Herkes zararlı olduğunu bilir de üç maymunu oynar. Ne zaman Twitter’ın sakıncalarından bahsetseniz, “Ya işte benimki öyle arada bir, canım sıkılınca...” türünden savunmalar duyarsınız. Kimse sahiplenmez. Hatta rahat rahat yazmak için çoğu kişi gerçek ismiyle bile yazmaz oralarda. Utanırlar bir gören olur, babama söyler, babam çok kızar diye. Babalardan gizlenen tweetler atılır. Foto sahte, isim sahte, içerik sahtedir.

HAYATI YENİDEN KEŞFEDİN

Bazen, Twitter hastalığı her tarafını kaplamış, sabah gözünü açar açmaz ilk iş olarak Twitter’ı açan; gece yatakta sızıncaya kadar elinde, ekranında Twitter’dan başka bir şey bulunmayan ağır hastalara rastlayıp iç geçiririz. Sonumuz böyle olmasın diye dualar ederiz.

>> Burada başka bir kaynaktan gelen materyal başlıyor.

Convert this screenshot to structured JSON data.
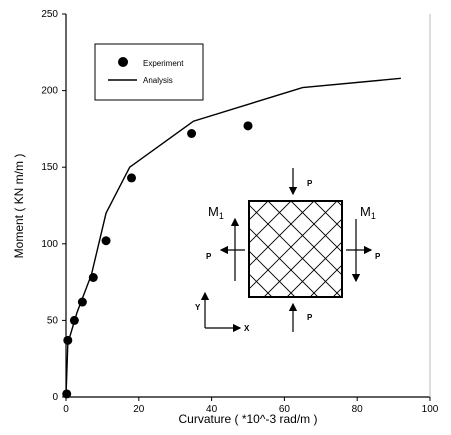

Ama yine de Twitter bağımlılarını severiz. Bir gün “Beş yıl kullandım, sonra bıraktım, oh rahatım artık. Dünya varmış. Ağacı, çiçeği, sohbeti yeniden keşfettim, kafamı telefona eğip yüzlerce insanın hezeyanlarını okuyup onlara laf yetiştirmekten, hashtaglerle boğuşmaktan kurtuldum çok şükür” diyecekleri günü iple çekeriz.